Redress for mother and baby homes could cost up to €1bn
Cabinet decided against extending 2002 scheme due to cost and legal implications
The site of a mass grave for children who died in the Tuam mother and baby home in Galway. File photograph: Niall Carson/PA Wire
Extending the institutional child abuse redress scheme to those who lived in mother and baby homes as unaccompanied children could cost as much as €1 billion, the Cabinet has been told.
The Government has decided that it is “not possible” to implement such a recommendation from the Commission of Investigation into Mother and Baby Homes.
The proposal was contained in the commission’s second interim report, which was published yesterday despite having been submitted last autumn. Its central recommendation of reopening the previous scheme caused alarm in the Government and delayed its publication for months.
The Cabinet finally decided against extending the original 2002 scheme, which cost €1.5 billion up to 2015 because of cost and legal implications. The initial estimated cost of the 2002 scheme was €250 million.
However, the prospect of future redress for those who spent time in mother and baby homes was not entirely discounted, and the Government will ask religious orders to carry some of the cost in future.
A memo to yesterday’s Cabinet meeting said that at an “appropriate point”, the Government could seek to “engage with the religious orders in relation to a contribution to the cost of any such supports and ultimately to the longer-term cost implications of the commission when it finishes its work”.
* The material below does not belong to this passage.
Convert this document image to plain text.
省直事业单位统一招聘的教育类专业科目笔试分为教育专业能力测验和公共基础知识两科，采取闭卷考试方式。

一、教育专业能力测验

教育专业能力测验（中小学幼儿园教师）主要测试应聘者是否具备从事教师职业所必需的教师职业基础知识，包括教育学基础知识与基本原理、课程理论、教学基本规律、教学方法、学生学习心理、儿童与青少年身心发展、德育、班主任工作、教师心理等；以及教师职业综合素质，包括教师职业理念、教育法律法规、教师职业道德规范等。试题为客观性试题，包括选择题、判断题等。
It also said that if the 2002 scheme was opened to an estimated 14,400 people who would become eligible under the latest proposals, the cost to the State would be €900 million. Ministers also said the associated legal costs could be some €100 million or more.
The €900 million figure is based on applying the average €62,250 payout per person in the 2002 scheme to the 14,400 additional people. Even this is acknowledged to be an “unreliable” estimate.
It was also argued in the memorandum that extending the scheme “or establishing a similar alternative would lead to claims from many other disappointed groups for similar treatment, with huge financial implications for the State”.
The Government said the Commission of Investigation into Mother and Baby Homes “has made no finding to date about abuse or neglect in these homes”, adding that it does not want to preempt its final findings.
“The State would be seen as admitting liability (whether implicitly or explicitly) if it were to indicate an intention to scope out or prepare a redress scheme now.”
One Minister said that if the Government were to accept the redress recommendation from the commission, then the “sky” would be the limit for potential future liabilities for the State.
“This would be a whole new level,” the Minister said. “No findings of negligence or wrongdoing, not Government-regulated. Basically, the judge found the State should be liable for any harm done in any place it funds: sports clubs, schools, charities.”
The commission of investigation will continue its inquiry into mother and baby homes, and Government sources did not rule out a smaller redress scheme when it completed its work next February.
The memo said that rejecting the proposals of the commission “outright” would be “unlikely to be publicly acceptable or to survive a Dáil motion”.